The oil-burning steed recently made the trek from Southern California to the Phoenix, Arizona area so that our resident photographer, Drew Phillips, could make sure we got all the right shots as we lead-footed our way around the Bondurant circuit with the Chevy Camaro ZL1.
Parking the Jetta TDI next to the Camaro ZL1 was an interesting exercise - it's hard to imagine two vehicles more diametrically opposed than these. And, needless to say, moving directly from 580 supercharged horsepower in the ZL1 to just 140 horses in the VW took a bit of right-foot recalibration.
The good news is that, with 236 pound-feet of torque on tap, the Jetta TDI is fun to drive in its own right. Short-shifting the six-speed manual gearbox to keep the diesel mill in its sweet spot produces the most satisfying experience in the Jetta, and it allows you to feel the rush of torque as the turbocharger gets a hold of the spent diesel fumes, pushing your body into the seatback.

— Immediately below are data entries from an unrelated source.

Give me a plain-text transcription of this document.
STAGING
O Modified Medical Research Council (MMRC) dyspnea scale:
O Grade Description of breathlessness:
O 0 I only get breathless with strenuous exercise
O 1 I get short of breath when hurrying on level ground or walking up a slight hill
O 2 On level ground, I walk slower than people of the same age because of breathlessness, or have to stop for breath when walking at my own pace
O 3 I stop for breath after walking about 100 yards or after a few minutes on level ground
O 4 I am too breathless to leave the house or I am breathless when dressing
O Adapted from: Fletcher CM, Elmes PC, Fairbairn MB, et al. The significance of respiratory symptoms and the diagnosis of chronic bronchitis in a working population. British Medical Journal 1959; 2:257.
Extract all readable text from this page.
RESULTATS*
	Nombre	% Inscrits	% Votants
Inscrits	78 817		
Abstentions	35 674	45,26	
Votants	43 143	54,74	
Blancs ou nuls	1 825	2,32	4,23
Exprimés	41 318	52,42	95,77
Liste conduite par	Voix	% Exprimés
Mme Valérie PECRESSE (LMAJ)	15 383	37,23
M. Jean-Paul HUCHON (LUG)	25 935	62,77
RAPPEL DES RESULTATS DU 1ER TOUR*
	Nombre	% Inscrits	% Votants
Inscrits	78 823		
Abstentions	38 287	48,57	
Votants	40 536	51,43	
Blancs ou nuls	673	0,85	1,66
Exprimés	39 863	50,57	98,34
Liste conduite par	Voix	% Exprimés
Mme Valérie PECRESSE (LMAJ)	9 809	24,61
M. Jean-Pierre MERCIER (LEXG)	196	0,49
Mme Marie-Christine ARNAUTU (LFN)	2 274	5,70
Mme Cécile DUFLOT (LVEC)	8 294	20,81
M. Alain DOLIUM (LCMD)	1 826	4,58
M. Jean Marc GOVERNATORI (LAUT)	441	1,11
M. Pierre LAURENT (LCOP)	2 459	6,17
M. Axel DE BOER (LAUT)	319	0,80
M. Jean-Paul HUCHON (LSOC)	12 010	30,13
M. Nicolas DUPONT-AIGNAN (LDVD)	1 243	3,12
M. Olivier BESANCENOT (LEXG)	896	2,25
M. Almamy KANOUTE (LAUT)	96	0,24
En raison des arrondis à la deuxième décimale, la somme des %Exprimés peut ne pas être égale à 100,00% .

Since this is my first stint behind the wheel of our long-term Jetta TDI, I'll take a moment to echo the sentiments of our past drivers. First, the interior of any 2011 Jetta is a big letdown for anyone who's sat in previous efforts from VW, with wide expanses of hard black plastic and barely any flair or actual style to break up the monotony. The vinyl coverings of the seats make your back sweat something fierce, especially if you're in the midst of a long slog on the highway. We long for some nice plaid fabric. The start/stop button is very oddly placed and feels like an afterthought. On the plus side, the in-dash LCD is nicely crisp and, for the most part, easy to use with its touch-screen interface.
And, of course, it's way to easy to stall the TDI engine in first and second gears. There seems to be some programming in the engine's electronic brain that unexpectedly shuts it down entirely if you dip past a certain RPM threshold. If that's necessary for the longevity of the powerplant or for emissions reasons, we understand, but it's still a very irritating and un-diesel-like trait that every driver will need to adapt to.
I've only spent a few weeks with our long-term Volkswagen Jetta TDI, and will touch more on what it's like to live with on a day-to-day basis in next month's update. In the meantime, I'll revel in the knowledge that a car needn't be a penalty box to post exceptional fuel mileage.